Ketiga, digelarnya perundingan perdamaian dengan AS, menjadi semacam alasan
bagi Taliban memandang diri mereka sendiri dan AS sebagai pemegang kekuasaan
riil di Afganistan. Apalagi, Taliban selalu mempertanyakan legitimasi dan
kredibilitas pemerintah Kabul yang dibentuk dan dikontrol kekuatan asing
(Felix Kuehn, 2018). Dengan kata lain, Taliban tidak menganggap pemerintah
Kabul. Keempat,
lahirnya “generasi baru” Taliban atau yang sering disebut “neo-Taliban” pada
2002, yang berbeda dengan “Taliban lama” (1994-2001).
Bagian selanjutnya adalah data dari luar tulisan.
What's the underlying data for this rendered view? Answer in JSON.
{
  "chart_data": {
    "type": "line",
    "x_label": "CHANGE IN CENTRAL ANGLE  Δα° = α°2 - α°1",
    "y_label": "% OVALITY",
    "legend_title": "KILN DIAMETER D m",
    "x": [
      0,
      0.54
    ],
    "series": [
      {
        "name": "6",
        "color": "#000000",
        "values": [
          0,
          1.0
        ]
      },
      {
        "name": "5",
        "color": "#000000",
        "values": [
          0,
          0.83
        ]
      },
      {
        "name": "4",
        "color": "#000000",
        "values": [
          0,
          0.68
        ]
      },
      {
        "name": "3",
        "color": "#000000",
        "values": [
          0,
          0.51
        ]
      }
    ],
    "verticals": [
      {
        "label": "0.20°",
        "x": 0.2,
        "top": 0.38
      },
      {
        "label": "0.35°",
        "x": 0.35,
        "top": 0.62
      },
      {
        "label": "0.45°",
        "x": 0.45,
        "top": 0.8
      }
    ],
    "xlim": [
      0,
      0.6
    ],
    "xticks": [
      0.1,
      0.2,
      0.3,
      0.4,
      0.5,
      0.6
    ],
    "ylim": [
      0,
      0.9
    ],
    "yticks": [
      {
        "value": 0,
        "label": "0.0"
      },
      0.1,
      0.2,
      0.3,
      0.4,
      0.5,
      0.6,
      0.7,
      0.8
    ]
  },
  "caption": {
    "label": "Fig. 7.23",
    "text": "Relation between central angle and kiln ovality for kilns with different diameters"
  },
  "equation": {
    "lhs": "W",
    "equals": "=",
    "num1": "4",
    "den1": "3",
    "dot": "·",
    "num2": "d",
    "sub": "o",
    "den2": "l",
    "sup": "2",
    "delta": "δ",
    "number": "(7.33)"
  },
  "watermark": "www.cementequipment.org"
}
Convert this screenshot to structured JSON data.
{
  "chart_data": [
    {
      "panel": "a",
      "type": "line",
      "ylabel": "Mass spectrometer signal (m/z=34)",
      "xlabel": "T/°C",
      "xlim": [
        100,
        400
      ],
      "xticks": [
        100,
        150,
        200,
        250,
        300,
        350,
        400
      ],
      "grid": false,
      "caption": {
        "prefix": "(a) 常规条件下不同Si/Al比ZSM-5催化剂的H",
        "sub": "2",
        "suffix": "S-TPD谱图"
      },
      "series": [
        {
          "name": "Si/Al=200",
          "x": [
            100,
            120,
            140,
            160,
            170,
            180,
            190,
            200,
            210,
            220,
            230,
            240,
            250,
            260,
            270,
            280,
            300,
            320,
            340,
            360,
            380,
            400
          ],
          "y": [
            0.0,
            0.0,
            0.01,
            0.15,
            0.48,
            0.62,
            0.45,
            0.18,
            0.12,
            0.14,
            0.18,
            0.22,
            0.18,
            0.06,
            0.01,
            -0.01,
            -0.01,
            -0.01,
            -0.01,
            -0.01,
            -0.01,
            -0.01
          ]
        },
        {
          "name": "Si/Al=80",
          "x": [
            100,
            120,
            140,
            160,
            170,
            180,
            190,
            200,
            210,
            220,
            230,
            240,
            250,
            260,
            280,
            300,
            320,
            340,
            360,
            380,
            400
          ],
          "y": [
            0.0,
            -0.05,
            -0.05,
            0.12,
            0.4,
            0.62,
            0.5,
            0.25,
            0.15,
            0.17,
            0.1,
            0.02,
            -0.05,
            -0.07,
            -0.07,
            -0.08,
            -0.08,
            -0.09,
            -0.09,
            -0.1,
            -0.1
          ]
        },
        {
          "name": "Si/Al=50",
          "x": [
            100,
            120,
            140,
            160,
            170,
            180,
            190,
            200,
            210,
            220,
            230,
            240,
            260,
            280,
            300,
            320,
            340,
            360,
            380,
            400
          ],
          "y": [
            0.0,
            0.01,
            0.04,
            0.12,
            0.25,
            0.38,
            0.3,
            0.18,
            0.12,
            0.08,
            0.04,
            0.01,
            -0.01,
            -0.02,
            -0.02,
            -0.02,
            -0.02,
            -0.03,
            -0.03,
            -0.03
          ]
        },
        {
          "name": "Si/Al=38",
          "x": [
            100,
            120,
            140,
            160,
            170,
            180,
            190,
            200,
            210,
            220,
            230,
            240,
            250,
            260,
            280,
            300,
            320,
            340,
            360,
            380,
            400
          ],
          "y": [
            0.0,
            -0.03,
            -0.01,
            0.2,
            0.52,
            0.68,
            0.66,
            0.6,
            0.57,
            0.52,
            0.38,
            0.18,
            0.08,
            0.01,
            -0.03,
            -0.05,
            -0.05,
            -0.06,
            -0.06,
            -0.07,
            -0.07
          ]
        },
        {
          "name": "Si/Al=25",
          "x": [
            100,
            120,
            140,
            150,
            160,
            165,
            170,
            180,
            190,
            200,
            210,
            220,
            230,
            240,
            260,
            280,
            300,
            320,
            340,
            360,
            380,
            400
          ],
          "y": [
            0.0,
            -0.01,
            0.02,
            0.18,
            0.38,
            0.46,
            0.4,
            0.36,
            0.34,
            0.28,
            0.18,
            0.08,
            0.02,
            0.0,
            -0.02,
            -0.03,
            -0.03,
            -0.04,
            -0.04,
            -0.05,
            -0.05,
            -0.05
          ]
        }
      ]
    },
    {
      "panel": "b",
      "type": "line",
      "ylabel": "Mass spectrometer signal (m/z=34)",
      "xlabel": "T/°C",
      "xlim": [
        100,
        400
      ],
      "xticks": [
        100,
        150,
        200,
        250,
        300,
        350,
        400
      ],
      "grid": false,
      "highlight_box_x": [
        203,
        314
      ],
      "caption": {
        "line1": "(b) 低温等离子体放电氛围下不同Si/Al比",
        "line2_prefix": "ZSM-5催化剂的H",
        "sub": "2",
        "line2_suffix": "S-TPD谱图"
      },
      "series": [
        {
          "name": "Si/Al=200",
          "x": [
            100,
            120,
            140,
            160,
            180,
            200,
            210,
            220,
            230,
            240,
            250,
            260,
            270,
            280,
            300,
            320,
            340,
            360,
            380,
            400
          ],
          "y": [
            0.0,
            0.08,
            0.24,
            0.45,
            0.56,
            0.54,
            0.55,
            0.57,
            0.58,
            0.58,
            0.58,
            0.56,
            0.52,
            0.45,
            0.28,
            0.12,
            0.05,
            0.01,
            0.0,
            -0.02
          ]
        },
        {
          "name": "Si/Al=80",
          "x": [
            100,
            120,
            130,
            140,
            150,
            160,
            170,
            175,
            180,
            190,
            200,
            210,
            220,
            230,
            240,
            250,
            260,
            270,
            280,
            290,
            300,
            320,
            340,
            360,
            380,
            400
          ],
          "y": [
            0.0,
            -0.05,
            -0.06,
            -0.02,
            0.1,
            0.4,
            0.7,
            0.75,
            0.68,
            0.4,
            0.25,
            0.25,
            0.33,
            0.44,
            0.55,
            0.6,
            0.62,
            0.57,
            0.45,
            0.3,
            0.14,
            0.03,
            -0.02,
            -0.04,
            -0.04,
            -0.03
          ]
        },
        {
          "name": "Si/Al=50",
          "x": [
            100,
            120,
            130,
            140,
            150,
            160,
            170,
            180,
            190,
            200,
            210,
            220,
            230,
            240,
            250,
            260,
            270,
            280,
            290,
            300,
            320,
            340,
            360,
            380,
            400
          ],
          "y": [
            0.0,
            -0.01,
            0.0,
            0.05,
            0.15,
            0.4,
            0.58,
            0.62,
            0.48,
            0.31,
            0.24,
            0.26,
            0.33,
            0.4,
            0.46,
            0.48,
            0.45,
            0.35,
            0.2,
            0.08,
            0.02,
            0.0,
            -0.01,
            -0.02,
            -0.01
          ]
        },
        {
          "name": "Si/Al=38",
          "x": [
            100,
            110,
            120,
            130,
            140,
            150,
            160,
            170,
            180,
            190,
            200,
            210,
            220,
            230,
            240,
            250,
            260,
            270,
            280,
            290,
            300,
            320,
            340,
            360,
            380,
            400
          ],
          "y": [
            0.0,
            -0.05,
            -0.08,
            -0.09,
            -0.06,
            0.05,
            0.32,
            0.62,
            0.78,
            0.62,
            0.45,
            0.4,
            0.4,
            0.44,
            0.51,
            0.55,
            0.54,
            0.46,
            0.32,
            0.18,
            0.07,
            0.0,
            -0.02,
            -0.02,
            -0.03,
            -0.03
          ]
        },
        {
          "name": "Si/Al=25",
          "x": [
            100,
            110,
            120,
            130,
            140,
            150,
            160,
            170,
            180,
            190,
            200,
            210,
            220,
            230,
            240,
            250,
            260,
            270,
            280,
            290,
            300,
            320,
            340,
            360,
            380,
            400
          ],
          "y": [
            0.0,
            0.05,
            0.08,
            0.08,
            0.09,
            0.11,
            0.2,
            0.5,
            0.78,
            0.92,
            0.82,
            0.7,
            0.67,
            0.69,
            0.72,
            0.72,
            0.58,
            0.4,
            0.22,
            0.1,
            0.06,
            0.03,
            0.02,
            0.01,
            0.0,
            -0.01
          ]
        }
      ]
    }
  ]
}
Mereka melakukan
adaptasi taktis dan strategis. Ideologi mereka pun mengalami evolusi. Mereka
berusaha memoderasi kebijakannya dan menjadikan diri mereka sebagai gerakan
kemerdekaan arus utama (Alia Brahimi; 2010). Pertanyaannya,
apa setelah menguasai Kabul dan mendirikan pemerintahan baru, mereka akan
menerapkan kebijakan berdasarkan agama dengan sangat keras, kaku, dan ketat
serta bertekad menyebarkan ideologinya ke seluruh Timur Tengah dan kawasan
lain? Dulu
ketika berkuasa, Taliban melarang musik, televisi, radio, games,
bentuk-bentuk hiburan lain. Mereka melarang wanita bekerja di luar rumah,
melarang anak-anak perempuan bersekolah dan menutup sekolah, melarang kaum
wanita keluar rumah kecuali ditemani oleh suami, ayah, saudara laki-laki,
atau anak laki-laki. Di depan umum, wanita harus menutup seluruh tubuhnya
dari kepala hingga kaki. Ini pengaruh Wahabisme, bukan adat Afganistan
(Barfield, Thomas, 2008). Para
lelaki harus mengenakan turban, berjanggut panjang, rambut pendek, dan
mengenakan pakaian tradisional shalwar kameez. Bila tak menaati dihukum.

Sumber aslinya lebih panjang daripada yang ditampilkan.